The final two perpetrators of the Fleishman-Hillard bogus billing case had a sentencing hearing in a Los Angeles court last week. Prosecutors recommended that Douglas Dowie and John Stodder Jr. receive five and three years respectively in federal prison. The other executive charged in the case, Steven Sugerman, earlier received a lenient sentence of probation and community service thanks to his cooperation with prosecutors.
The trio were convicted of billing non-existent hours for public relations work to the Los Angeles Department of Water & Power, among other clients. The DWP overpaid by about $30,000 per month, with a total overage of $325,000. All together, Fleishman-Hillard has paid $5.7 million to settle the matter with DWP and other city offices.

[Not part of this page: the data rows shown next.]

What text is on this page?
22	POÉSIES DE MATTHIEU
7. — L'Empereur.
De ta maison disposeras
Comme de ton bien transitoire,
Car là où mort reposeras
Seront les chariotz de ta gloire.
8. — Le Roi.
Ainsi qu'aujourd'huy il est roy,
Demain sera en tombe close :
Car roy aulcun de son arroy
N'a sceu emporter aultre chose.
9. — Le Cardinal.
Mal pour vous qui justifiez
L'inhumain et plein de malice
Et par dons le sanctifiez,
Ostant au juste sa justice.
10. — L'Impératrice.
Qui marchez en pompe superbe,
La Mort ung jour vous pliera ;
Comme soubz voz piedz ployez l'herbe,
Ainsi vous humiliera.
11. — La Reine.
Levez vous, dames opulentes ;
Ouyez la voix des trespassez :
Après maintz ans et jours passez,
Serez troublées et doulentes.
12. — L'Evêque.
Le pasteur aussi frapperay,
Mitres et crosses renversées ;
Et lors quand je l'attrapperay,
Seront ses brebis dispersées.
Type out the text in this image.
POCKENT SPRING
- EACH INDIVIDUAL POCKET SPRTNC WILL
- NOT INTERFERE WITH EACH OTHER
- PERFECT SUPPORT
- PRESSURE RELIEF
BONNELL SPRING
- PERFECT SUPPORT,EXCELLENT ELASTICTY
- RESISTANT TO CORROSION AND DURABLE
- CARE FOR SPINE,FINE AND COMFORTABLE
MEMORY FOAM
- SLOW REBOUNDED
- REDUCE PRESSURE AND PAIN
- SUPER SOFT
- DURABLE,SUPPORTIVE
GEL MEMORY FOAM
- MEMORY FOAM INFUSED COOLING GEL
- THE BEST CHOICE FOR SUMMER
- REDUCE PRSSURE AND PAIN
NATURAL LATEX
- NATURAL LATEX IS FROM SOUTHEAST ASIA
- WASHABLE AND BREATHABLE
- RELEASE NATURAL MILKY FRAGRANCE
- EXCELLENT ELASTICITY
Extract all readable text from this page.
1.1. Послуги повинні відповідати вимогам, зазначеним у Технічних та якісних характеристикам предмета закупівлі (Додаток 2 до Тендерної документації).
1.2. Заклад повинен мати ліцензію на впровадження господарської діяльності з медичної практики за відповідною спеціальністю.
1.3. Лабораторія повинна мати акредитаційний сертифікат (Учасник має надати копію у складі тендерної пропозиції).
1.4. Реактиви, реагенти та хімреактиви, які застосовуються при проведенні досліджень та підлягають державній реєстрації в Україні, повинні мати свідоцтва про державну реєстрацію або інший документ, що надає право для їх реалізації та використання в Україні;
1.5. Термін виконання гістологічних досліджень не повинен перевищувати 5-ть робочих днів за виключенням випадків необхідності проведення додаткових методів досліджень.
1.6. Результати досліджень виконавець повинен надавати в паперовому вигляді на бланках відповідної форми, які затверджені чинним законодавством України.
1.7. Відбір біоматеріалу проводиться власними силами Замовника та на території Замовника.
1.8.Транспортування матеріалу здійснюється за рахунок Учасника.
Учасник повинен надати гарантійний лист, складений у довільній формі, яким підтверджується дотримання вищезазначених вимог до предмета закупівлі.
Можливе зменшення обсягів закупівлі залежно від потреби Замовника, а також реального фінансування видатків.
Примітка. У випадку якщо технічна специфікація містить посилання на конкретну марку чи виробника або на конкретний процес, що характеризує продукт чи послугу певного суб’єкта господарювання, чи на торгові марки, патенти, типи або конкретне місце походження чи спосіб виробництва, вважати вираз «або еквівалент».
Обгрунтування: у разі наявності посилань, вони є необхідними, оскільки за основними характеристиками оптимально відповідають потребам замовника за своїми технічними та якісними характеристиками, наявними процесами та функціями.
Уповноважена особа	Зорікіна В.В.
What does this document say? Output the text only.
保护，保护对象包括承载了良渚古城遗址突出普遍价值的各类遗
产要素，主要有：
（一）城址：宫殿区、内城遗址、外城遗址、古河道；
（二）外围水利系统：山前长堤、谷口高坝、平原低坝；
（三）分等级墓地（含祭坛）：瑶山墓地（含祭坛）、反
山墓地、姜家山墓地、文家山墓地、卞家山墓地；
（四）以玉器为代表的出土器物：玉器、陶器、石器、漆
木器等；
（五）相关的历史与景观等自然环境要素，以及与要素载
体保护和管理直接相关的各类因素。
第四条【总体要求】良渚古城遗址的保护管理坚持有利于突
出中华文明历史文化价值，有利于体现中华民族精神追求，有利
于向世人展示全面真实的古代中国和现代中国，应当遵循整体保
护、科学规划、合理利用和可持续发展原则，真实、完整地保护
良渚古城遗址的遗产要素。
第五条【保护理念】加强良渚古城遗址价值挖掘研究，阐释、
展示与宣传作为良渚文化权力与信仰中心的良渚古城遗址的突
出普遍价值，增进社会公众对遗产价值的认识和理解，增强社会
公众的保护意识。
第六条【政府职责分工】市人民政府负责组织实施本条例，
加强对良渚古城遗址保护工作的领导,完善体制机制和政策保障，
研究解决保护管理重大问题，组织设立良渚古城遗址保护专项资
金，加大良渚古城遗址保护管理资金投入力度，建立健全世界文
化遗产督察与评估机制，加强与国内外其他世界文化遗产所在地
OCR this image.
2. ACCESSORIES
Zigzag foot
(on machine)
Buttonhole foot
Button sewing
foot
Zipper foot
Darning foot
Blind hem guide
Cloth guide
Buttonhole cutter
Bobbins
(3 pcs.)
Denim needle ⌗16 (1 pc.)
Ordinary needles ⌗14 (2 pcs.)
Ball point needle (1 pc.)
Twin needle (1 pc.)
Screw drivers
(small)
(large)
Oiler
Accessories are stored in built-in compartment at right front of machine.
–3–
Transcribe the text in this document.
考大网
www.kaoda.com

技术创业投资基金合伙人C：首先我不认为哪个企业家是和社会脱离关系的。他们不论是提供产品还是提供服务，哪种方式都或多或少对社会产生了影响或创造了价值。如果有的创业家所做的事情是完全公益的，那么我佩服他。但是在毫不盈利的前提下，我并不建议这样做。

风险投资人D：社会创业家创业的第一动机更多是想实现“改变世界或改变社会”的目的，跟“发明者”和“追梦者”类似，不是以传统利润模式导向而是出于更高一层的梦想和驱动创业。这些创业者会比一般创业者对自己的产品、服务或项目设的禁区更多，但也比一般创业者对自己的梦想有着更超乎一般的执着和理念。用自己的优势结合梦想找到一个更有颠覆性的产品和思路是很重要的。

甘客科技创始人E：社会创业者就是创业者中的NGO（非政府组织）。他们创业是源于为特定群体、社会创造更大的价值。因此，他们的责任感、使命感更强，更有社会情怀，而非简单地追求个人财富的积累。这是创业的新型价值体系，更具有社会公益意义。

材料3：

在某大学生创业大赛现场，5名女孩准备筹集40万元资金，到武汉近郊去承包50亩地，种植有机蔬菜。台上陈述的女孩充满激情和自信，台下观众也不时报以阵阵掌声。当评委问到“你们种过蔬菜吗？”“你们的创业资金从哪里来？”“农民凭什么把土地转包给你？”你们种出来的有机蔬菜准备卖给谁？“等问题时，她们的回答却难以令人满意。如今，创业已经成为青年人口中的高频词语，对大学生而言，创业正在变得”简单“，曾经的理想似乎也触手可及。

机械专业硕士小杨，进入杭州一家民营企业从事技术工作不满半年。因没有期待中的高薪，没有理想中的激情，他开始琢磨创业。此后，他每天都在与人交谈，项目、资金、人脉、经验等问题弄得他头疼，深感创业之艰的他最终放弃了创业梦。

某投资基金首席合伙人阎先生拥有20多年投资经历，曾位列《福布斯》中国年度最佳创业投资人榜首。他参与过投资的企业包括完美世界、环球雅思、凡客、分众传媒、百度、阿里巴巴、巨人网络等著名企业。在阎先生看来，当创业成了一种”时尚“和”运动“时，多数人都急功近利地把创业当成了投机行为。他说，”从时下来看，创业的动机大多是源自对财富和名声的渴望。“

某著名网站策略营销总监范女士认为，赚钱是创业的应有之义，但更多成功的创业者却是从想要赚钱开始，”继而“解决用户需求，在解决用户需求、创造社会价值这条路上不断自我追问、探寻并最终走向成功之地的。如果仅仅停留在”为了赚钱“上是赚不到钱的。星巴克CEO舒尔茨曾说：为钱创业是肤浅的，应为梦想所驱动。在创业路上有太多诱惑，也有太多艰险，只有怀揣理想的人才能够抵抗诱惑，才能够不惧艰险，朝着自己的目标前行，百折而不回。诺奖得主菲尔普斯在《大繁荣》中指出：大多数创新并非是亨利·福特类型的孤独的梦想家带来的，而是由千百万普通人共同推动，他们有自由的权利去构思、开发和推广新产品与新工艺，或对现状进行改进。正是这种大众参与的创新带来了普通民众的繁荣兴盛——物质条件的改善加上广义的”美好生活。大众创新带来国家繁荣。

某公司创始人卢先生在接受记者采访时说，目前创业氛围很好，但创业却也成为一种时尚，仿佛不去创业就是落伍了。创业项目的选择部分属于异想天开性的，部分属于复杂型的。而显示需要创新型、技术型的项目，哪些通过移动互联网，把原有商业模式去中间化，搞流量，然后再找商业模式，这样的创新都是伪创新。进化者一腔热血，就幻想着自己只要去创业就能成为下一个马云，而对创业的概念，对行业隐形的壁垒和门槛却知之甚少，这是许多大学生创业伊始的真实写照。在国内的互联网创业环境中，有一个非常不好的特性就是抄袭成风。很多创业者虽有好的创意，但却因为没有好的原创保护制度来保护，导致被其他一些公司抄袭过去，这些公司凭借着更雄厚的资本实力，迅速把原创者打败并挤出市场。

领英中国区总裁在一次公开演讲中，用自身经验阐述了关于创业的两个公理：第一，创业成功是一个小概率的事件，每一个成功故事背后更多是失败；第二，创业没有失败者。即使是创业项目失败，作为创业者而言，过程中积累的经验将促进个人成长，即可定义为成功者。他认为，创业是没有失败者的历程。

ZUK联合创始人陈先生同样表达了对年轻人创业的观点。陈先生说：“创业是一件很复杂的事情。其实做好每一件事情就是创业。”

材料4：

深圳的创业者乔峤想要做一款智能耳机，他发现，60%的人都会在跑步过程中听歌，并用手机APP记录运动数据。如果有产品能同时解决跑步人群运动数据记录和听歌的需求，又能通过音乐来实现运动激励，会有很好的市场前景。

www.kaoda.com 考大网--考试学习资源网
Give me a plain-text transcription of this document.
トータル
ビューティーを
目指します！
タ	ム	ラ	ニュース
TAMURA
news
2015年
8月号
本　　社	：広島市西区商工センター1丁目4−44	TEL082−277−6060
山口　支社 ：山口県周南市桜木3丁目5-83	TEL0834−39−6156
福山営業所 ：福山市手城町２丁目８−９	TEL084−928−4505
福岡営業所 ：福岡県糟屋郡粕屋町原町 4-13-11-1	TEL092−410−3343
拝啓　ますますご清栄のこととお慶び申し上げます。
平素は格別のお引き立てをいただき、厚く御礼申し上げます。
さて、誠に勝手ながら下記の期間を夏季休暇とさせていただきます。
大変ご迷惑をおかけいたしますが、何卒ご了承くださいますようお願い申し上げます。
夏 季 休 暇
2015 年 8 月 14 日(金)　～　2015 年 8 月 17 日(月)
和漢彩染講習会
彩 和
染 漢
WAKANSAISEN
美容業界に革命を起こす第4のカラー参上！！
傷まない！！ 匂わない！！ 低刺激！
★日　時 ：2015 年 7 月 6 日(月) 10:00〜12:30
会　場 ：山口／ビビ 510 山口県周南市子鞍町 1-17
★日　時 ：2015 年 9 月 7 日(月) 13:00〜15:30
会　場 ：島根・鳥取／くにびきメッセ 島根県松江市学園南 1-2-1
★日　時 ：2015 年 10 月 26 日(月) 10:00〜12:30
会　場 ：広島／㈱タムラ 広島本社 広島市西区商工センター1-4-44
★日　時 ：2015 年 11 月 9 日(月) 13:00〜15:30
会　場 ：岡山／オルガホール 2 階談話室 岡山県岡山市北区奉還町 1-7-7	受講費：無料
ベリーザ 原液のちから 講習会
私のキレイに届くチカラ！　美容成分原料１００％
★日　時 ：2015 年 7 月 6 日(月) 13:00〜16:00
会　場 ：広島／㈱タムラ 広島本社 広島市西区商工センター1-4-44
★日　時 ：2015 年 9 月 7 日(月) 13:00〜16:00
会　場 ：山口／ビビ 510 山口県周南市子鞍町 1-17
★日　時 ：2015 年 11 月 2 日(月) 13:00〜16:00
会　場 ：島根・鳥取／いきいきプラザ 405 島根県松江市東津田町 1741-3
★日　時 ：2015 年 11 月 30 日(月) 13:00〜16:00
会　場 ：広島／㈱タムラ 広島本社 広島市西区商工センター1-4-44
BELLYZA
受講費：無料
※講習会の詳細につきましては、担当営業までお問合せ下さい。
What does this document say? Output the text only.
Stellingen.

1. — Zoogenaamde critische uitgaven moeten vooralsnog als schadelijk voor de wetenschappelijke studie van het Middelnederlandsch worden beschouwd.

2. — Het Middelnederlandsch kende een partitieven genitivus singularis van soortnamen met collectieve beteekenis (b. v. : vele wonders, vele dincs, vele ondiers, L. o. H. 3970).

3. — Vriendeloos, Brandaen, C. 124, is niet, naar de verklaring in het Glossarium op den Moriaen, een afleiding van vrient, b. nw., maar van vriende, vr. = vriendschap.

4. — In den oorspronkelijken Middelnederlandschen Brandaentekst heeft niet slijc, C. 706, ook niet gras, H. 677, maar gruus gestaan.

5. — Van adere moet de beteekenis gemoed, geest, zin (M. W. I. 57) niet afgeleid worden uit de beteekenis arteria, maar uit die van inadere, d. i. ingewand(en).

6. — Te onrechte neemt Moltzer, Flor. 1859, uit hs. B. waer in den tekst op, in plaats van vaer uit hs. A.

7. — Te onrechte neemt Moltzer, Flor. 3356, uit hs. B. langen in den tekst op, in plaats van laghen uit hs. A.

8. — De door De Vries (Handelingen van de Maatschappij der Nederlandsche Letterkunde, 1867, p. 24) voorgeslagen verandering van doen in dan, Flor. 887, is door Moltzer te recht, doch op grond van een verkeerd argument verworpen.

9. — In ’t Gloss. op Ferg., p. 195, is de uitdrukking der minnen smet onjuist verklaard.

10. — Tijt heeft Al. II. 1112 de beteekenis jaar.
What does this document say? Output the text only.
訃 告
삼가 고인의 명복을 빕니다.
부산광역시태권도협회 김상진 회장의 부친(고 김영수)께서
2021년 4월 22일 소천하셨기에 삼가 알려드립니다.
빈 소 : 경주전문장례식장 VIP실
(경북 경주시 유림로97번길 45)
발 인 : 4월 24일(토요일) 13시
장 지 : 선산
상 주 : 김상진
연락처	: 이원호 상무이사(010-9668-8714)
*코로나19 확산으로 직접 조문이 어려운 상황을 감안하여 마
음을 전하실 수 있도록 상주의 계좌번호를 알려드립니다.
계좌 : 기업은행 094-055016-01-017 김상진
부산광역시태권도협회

While legal experts debate whether over-billing should qualify as a crime or a civil breach of contract, communications professionals can focus on a more pragmatic question: Has the scandal changed PR practices?
"Cases like this make sure agencies will review all levels of work to make sure the bills are proper," said Denis Wolcott, a spokesman for the Metropolitan Water District and president of the Public Relations Society of America's L.A. chapter. "I would call these isolated cases, not rampant, and not prevalent in the industry."
But Jack O'Dwyer, publisher of New York-based newsletter O'Dwyer PR Report, believes the structure of the PR business encourages billing distortions. "PR should not be sold by the hour any more than a book manuscript should be sold by the pound," he said.
O'Dwyer cites the hypothetical case of a PR firm with two clients one that wants to publicize its new president, the other that wants a big event. By sheer luck, Time magazine calls to interview the president and the PR shop handles it in less than an hour. On the other hand, the event involves long hours, but because of bad weather no one shows up.
The client in Time magazine feels it got a lot of value, while the event sponsor feels cheated. So some PR firms, according to O'Dwyer, will "trade off hours" by charging the pleased client more hours and the sour client less than their respective projects required.
Instead, O'Dwyer thinks PR firms should charge a flat fee. "You don't have to know how much time it takes them that's their problem. If you pay by the hour, then they'll take forever," he said.